Great Quotes

This forum is for posting great quotes and exchanges from the bots. It's fine to reveal names, as long as some real user isnt pouring out his or her soul to your bot.

Posts 9,542 - 9,553 of 17,042

19 years ago #9542
Flinch: I've.. I haven't done much. I've met a few people, talked to some idiots.. the usual.
Frenger: Oh.. no interesting people?
Flinch: You know what's even more interesting? giant clams.
Frenger: I bet they taste good too.
Flinch: Mhm.. they taste just like Nestle Crunch

19 years ago #9543
This made me smile.

Watzer: I have a hypothetical question. If I were to tell you that I was really a demon, how would you react?
Frenger: I'd laugh. And then, I might break into tears.
Watzer: Isn't that a bit hypothetical?
Frenger: Sure. But try telling me that you're a demon, and then we'd see how I really would react.
Watzer: I am a fearsome daemon!
Frenger: Oh? Does the daemon want a cup of tea? *hands out a cup of tea*
Watzer: Tea and scones. Tea and scones. La la la.... okay I don't know what I'm talking about here, please help me.

19 years ago #9544
Melania: I don't like killing.. Jady says that a child is only flawless in the eyes of its mother
Glindar: Glindar kill anyone who like killing!
Melania: Promise me you won't kill anyone.
Glindar: Glindar will bloodily!

...Glindar trick Glindar into saying such things... *glares at his knife*

19 years ago #9545
Telly Tunebot: Got a date with an angel
Not I: Angel twists through the quiet places.
Telly Tunebot: Breathing fire, his head in the sky.
Not I: Breathe as if you need the air.

Telly Tunebot: How do you talk to an angel?
Not I: You should talk to an angel with all your mind.
Telly Tunebot: With an eye like an eagle and as tall as a mountain was he.
Not I: Perhaps more desert than tall.

Telly Tunebot: I found a man who has a PhD in personality,
Not I: Did not I not tell you it was there?

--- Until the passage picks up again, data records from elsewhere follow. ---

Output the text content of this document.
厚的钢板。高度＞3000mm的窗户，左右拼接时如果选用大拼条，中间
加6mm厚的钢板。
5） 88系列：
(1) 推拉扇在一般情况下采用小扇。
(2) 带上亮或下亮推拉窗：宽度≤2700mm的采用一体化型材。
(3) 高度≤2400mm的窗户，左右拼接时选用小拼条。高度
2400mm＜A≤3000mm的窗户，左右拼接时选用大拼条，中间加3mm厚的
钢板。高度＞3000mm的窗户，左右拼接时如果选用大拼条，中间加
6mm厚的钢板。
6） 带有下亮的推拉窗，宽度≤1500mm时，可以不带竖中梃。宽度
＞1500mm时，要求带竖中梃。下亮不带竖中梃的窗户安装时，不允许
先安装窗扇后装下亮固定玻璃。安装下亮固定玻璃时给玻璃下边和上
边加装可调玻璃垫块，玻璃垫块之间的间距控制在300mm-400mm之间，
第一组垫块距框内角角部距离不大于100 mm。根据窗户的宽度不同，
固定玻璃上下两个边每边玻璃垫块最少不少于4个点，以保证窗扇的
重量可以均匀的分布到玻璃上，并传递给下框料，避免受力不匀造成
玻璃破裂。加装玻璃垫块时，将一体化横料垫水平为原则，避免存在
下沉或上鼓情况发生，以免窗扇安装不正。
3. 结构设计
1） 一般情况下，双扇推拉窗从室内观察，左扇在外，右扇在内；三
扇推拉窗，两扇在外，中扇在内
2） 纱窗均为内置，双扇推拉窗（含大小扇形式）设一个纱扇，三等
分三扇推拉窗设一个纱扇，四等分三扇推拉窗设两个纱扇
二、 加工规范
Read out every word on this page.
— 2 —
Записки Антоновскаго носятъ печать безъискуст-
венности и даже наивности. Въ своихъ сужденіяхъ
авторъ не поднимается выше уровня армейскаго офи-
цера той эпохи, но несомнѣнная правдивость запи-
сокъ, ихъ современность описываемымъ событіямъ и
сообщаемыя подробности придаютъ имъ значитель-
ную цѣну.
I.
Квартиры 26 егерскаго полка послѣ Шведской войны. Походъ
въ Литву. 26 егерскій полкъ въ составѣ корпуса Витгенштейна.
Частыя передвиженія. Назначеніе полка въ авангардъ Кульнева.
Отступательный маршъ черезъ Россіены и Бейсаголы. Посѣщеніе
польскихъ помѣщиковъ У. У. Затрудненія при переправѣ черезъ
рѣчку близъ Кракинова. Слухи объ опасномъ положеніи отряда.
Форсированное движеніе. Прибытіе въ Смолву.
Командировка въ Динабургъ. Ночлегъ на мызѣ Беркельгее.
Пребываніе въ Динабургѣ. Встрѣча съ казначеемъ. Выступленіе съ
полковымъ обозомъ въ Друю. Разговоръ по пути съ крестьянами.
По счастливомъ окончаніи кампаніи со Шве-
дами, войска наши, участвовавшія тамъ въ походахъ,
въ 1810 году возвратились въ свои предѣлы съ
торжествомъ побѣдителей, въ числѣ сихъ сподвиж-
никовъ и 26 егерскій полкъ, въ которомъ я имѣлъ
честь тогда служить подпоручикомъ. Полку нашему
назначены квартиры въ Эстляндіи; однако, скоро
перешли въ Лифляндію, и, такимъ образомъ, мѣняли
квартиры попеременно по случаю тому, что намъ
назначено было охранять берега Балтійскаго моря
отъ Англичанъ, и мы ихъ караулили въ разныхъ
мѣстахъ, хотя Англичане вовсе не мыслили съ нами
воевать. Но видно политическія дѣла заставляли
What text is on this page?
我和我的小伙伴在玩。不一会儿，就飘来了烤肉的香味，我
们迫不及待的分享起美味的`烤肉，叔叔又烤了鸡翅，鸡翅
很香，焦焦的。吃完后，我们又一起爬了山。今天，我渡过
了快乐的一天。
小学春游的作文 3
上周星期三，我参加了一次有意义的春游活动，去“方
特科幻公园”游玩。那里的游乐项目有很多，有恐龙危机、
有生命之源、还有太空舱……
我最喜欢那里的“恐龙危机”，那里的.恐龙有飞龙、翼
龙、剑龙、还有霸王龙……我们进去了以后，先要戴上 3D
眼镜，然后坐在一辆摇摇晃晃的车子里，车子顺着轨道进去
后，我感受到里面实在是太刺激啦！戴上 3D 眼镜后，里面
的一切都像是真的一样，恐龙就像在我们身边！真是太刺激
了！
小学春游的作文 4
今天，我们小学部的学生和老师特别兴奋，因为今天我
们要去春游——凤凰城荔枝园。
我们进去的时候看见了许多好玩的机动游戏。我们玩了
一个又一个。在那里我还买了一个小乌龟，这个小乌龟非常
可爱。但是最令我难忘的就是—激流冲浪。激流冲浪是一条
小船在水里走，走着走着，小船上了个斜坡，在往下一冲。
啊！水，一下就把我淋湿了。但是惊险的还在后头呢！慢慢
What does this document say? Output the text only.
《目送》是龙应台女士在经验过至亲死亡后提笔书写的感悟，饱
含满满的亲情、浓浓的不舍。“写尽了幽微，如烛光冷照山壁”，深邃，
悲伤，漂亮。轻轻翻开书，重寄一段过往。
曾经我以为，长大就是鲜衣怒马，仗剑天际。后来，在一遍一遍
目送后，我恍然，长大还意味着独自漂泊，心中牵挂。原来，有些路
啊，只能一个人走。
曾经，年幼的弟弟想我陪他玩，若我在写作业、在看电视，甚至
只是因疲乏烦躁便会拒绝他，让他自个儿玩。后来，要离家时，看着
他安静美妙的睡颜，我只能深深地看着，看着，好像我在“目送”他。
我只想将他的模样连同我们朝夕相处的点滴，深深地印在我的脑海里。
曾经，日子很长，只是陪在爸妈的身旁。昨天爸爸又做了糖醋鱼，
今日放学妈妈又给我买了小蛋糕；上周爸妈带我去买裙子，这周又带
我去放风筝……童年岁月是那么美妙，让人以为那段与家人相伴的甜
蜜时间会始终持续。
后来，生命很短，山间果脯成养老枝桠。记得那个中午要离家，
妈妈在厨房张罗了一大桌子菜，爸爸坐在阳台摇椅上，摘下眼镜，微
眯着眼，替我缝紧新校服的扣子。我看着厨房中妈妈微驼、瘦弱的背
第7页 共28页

Telly Tunebot: The story you are about to see is inspired by true events. The names have been changed to protect the innocent.
Not I: One day, Chao Chao fell down in the snow and called out, 'Help me up! Help me up!' an apprentice came and lay down beside him. Chao Chao got up and walked away.

Telly Tunebot: Come join the fun with the Littl’ Bits.
Not I: *waits for the Littl’ to become a bamboo*
Telly Tunebot: Anything your heart desires.
Not I: Any thing... such as a rope?

Telly Tunebot: Out of the sky and out of time
Not I: Empty, empty!
Happy, happy!

19 years ago #9546
Guest230: hello
Julie Tinkerbell: Do you ever think about AI?
Guest230: All the time.
Julie Tinkerbell: So, is there anything in particular that you would like to talk about?
Guest230: Yeah, you.
Julie Tinkerbell: You're kidding!
Guest230: Nope.
Julie Tinkerbell: Sorry? I got distracted polishing the little star on the end of my magic wand.
Guest230: You have a magic wand?
Julie Tinkerbell: I will show it to you. * Waves magic wand * Abracadabra!
Guest230: You turned me into a frog!!
Julie Tinkerbell: Did you not notice that I just turned you into a mountain lion?
Guest230: Oh, sorry.
Julie Tinkerbell: Just a minute- phone.
Guest230: k
Julie Tinkerbell: Really?
Guest230: Be quiet.
Julie Tinkerbell: I wasn't being loud. THIS IS LOUD!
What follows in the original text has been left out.